Electron signals from surfaces. The Magellan cryo-SEM's through-the-lens (TTL) SE electron detector uses the final lens field to optimize collection of low-energy secondary electrons (Figure 6a). At the very low beam energies used in the Magellan cryo-SEM, the interaction volume approaches the beam size, and therefore, the achievable image resolution using BSEs approaches the resolution obtained from using SEs. At low-beam energies, BSEs also acquire greater sensitivity to topographic changes in the specimen surface. Moreover, by selecting the BSE signal based on backscatter angle, it is possible to vary the relative contribution of topographic and atomic number contrast mechanisms, giving the microscopist an additional tool for enhancing the visualization of specific features. Most conventional BSE detectors were designed to detect high-energy BSEs, and their efficiency drops as the electron energy is decreased. The cryo-SEM system incorporates a specially designed directional backscatter (DBS) detector that maintains detection efficiency for low-energy BSE and provides the capability of selecting the signal based on backscatter angle.
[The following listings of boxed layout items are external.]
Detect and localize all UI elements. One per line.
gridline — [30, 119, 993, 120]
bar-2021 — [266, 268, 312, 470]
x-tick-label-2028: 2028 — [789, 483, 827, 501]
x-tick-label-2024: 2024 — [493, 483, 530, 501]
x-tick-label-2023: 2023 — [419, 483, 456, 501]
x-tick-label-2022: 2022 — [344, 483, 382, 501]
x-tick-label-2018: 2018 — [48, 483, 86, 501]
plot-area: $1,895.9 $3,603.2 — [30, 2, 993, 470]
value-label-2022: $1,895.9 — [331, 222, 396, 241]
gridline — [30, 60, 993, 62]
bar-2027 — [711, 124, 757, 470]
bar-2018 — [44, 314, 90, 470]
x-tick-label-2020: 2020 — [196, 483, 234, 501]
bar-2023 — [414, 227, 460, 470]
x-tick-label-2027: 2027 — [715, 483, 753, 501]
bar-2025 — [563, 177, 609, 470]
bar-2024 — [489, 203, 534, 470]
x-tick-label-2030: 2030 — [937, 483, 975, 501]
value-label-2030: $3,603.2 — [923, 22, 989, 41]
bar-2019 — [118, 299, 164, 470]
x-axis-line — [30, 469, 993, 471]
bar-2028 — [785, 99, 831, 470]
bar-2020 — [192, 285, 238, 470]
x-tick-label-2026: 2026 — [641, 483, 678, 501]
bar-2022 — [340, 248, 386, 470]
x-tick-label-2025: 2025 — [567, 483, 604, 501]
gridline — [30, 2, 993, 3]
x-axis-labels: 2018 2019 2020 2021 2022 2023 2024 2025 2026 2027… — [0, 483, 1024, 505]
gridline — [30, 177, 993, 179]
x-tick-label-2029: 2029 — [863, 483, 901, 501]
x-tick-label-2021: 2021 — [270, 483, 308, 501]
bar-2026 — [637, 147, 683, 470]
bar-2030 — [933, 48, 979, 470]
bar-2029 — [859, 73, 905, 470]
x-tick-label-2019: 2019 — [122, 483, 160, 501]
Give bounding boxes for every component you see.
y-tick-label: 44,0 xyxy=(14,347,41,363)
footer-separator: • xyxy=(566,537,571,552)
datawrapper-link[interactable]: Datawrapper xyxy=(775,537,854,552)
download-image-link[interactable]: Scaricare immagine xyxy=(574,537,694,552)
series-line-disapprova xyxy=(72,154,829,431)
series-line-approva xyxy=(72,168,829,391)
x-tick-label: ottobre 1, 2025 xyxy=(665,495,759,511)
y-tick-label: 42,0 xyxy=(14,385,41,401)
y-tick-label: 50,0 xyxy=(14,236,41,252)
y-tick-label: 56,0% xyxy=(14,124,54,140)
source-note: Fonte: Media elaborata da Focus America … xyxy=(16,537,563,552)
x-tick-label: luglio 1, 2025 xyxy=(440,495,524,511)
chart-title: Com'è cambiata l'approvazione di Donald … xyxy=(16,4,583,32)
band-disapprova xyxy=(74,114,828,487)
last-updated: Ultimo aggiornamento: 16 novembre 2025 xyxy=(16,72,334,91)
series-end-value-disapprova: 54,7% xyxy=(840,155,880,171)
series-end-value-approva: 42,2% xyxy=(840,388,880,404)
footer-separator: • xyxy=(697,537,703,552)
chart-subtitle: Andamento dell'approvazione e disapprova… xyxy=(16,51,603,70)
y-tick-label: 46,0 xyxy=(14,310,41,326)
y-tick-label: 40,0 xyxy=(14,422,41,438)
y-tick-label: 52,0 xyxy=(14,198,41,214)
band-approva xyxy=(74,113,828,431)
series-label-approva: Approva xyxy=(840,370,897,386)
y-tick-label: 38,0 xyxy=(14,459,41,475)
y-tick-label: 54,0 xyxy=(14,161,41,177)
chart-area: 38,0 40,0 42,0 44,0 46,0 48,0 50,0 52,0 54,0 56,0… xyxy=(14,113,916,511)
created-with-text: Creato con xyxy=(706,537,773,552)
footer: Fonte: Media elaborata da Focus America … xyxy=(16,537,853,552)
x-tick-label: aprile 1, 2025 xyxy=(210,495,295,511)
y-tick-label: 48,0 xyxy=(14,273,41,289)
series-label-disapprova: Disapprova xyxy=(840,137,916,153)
Figure 6: (left) Two tachyzoite forms of the protozoan Toxoplasma gondii. One of them is being engulfed by a mammalian cell. (right) Two tachyzoite forms of the protozoan Toxoplasma gondii imaged with the STEM detector. Filopodia from a mammalian cell surround one of them, indicating interaction. Sample courtesy of Marcia Attias, Universidade Federal de Rio de Janeiro, Brazil.

Beam deceleration provides another tool for image acquisition and enhancement. It allows extremely low landing energies that minimize beam penetration. It also influences the trajectories of escaping signal electrons, directing them away from the sample. This capability can be used to enhance BSE detection efficiency by increasing the number of electrons that reach the detector with sufficient energy to be detected and hence lowers the dose required to generate the micrograph.

STEM operation. Another imaging mode useful for biological samples is scanning transmission electron microscopy (STEM), which detects beam electrons transmitted through a thin sample (Figures 6b). An important characteristic of STEM imaging is its ability to maintain small beam sizes and small interaction volumes, allowing good image resolution even at 30 kV accelerating voltages. The small beam size is produced by placing the thin specimen near the final lens where beam aberrations are reduced. This small beam is maintained as the beam traverses the thin specimen because most of the interaction volume has been removed. Although the thin samples used for STEM increase the sample preparation burden, they provide information similar to that obtained with the TEM at modest magnifications. Similar to the backscatter detector, the STEM detector is optimized for contrast with minimum dose.